Delta CDC: How it Compares to SQL CDC

What is Meant by CDC?

Change Data Capture (CDC) is a mechanism to record the effect of a transaction on a table within a database or lake house. It records the details of insertions, updates, and deletions to data. It is separate from the table data and has its own lifecycle. It is expected to contain data and metadata for these actions.

CDC is available for SQL Server and Azure SQL. It is also available for Delta Tables within Lake Houses.
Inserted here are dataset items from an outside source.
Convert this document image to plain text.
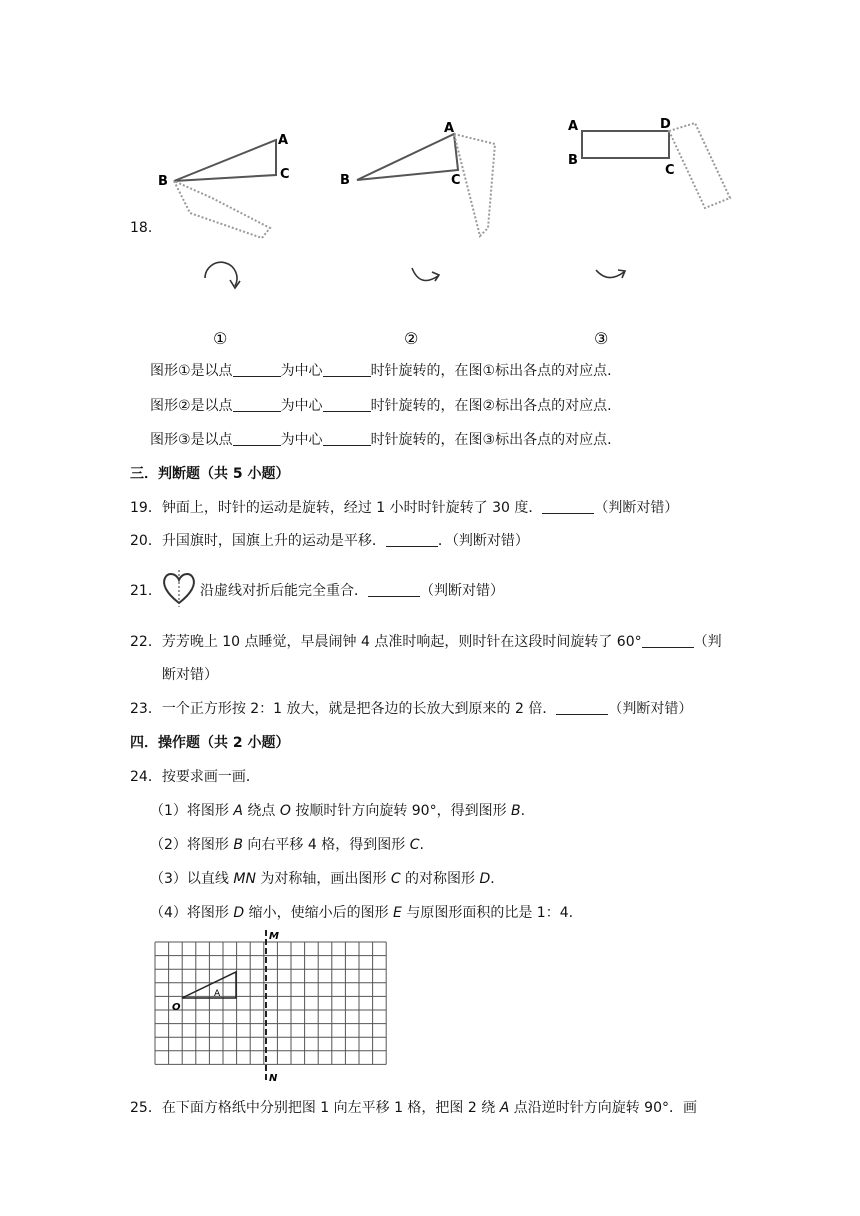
18.
A
B	C
①
A
B	C
②
A
B
C
D
③
图形①是以点	为中心	时针旋转的，在图①标出各点的对应点.
图形②是以点	为中心	时针旋转的，在图②标出各点的对应点.
图形③是以点	为中心	时针旋转的，在图③标出各点的对应点.
三．判断题（共 5 小题）
19．钟面上，时针的运动是旋转，经过 1 小时时针旋转了 30 度．	（判断对错）
20．升国旗时，国旗上升的运动是平移．	．（判断对错）
21．	沿虚线对折后能完全重合．	（判断对错）
22．芳芳晚上 10 点睡觉，早晨闹钟 4 点准时响起，则时针在这段时间旋转了 60°	（判
断对错）
23．一个正方形按 2：1 放大，就是把各边的长放大到原来的 2 倍．	（判断对错）
四．操作题（共 2 小题）
24．按要求画一画．
（1）将图形 A 绕点 O 按顺时针方向旋转 90°，得到图形 B.
（2）将图形 B 向右平移 4 格，得到图形 C.
（3）以直线 MN 为对称轴，画出图形 C 的对称图形 D.
（4）将图形 D 缩小，使缩小后的图形 E 与原图形面积的比是 1：4.
M
N
O
A
25．在下面方格纸中分别把图 1 向左平移 1 格，把图 2 绕 A 点沿逆时针方向旋转 90°．画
There are differences between these two versions of CDC. We will look at the SQL CDC and what, if any comparison feature exists for Delta Tables.

Compare CDC

Feature

SQL

Delta

Enable for the database

This permits the CDC to be enabled on a database table. It does not enable this for any table.
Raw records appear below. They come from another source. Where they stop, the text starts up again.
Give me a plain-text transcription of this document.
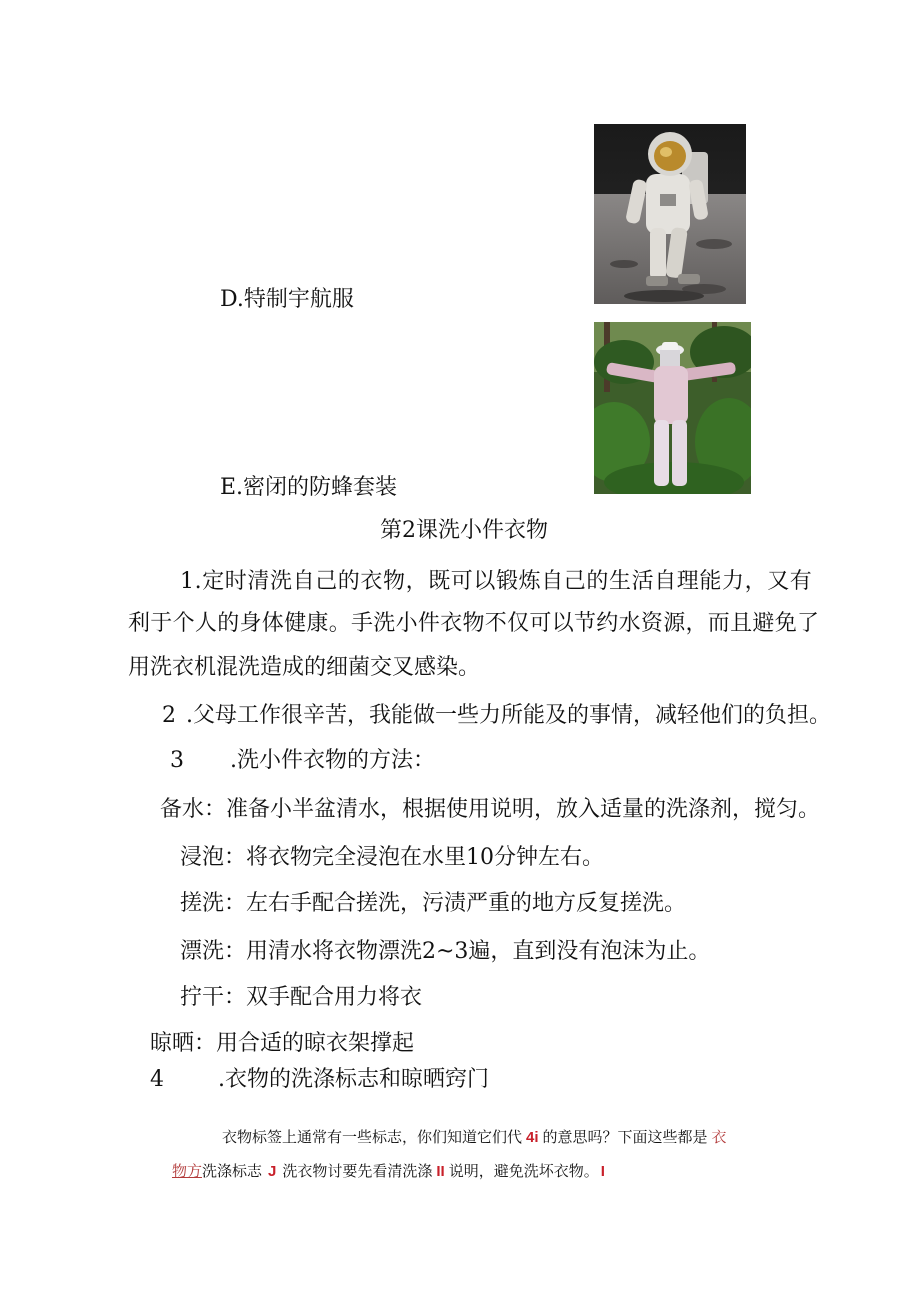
D.特制宇航服
E.密闭的防蜂套装
第2课洗小件衣物
1.定时清洗自己的衣物，既可以锻炼自己的生活自理能力，又有
利于个人的身体健康。手洗小件衣物不仅可以节约水资源，而且避免了
用洗衣机混洗造成的细菌交叉感染。
2 .父母工作很辛苦，我能做一些力所能及的事情，减轻他们的负担。
3 .洗小件衣物的方法：
备水：准备小半盆清水，根据使用说明，放入适量的洗涤剂，搅匀。
浸泡：将衣物完全浸泡在水里10分钟左右。
搓洗：左右手配合搓洗，污渍严重的地方反复搓洗。
漂洗：用清水将衣物漂洗2~3遍，直到没有泡沫为止。
拧干：双手配合用力将衣
晾晒：用合适的晾衣架撑起
4 .衣物的洗涤标志和晾晒窍门
衣物标签上通常有一些标志，你们知道它们代 4i 的意思吗？下面这些都是 衣
物方洗涤标志 J 洗衣物讨要先看清洗涤 II 说明，避免洗坏衣物。 I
It can be set to default for all tables in a database as they are created either during a session or in a Spark Pool’s Configuration.

Enable for the table

Requires that the schema and table are set. Optionally the security role required to access the Change Feed can be set.
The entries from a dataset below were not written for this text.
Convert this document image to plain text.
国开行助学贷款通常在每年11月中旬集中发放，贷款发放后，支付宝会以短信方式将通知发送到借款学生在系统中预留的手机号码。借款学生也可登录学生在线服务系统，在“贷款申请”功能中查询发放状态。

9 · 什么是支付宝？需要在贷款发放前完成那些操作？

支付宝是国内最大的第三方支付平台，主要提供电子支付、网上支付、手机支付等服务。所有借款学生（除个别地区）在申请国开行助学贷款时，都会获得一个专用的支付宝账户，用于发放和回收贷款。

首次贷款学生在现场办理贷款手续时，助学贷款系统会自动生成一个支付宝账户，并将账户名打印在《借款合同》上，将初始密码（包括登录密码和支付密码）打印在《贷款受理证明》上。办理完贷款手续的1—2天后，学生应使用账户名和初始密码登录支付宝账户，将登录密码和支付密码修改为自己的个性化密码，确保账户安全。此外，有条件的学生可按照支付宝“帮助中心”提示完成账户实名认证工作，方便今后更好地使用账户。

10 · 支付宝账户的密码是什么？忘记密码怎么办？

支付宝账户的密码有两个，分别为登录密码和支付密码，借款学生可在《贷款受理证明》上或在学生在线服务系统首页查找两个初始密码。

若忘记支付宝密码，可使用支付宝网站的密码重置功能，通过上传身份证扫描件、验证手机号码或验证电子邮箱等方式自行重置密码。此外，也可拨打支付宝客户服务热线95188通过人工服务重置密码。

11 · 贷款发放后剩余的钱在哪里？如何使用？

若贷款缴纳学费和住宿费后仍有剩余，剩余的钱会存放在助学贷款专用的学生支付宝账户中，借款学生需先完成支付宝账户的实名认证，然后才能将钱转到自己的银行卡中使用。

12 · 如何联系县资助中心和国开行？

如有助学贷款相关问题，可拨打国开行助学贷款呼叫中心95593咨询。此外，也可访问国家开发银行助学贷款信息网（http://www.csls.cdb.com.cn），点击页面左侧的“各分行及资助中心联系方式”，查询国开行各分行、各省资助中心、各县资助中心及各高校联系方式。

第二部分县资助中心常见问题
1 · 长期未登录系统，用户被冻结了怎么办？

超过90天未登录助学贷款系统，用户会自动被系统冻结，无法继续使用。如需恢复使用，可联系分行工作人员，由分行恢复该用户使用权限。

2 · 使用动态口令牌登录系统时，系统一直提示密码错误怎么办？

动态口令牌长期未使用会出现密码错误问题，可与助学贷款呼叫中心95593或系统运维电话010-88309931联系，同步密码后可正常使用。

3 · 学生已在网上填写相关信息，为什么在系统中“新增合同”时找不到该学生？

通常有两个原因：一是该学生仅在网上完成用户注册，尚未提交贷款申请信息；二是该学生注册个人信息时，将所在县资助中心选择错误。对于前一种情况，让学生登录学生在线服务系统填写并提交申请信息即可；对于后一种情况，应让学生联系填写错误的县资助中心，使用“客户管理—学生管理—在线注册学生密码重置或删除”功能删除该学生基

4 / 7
Schemas are not present in Lake houses. The table is set against the database. No gating is available for the Change Feed.

Limit Columns captured

Optionally you can specify the list of columns you wish to capture. Other columns will be excluded from the Change Feed

The option is on or off. Its not possible to filter the list of columns in the change feed.

Retention period.

The retention period is specified by the in-built stored procedure [sp_cdc_change_job].

It can be disabled entirely.

It can be given a time frame in minutes.

The Change feed for data that is subject to vacuum becomes unreadable.

It is not possible to independently clean up CDC from data transactions.

Transaction Management

Has two values for reviewing the change record order.
__$start_lsn for the transaction order and

__$seqval for record order in a transaction.

 

Delta has two values _commit_version and _commit_timestamp that detail the log version and time it was written. These are essentially interchangeable and represent a single transaction. It is not possible to return changes in a deterministic order inside a transaction.

Change Type

A numeric value identifies the nature of the change. Delete, Insert Update post or pre-image.

A text value identifies the nature of the change. Delete, Insert Update post or pre-image.

Identify the fields that have been changed.

__$update_mask is a binary that contains a detail of each column in order and whether it has been changed

There is no analog for update mask for Delta Table.

Elastic Schema

New columns will not be added to CDC records.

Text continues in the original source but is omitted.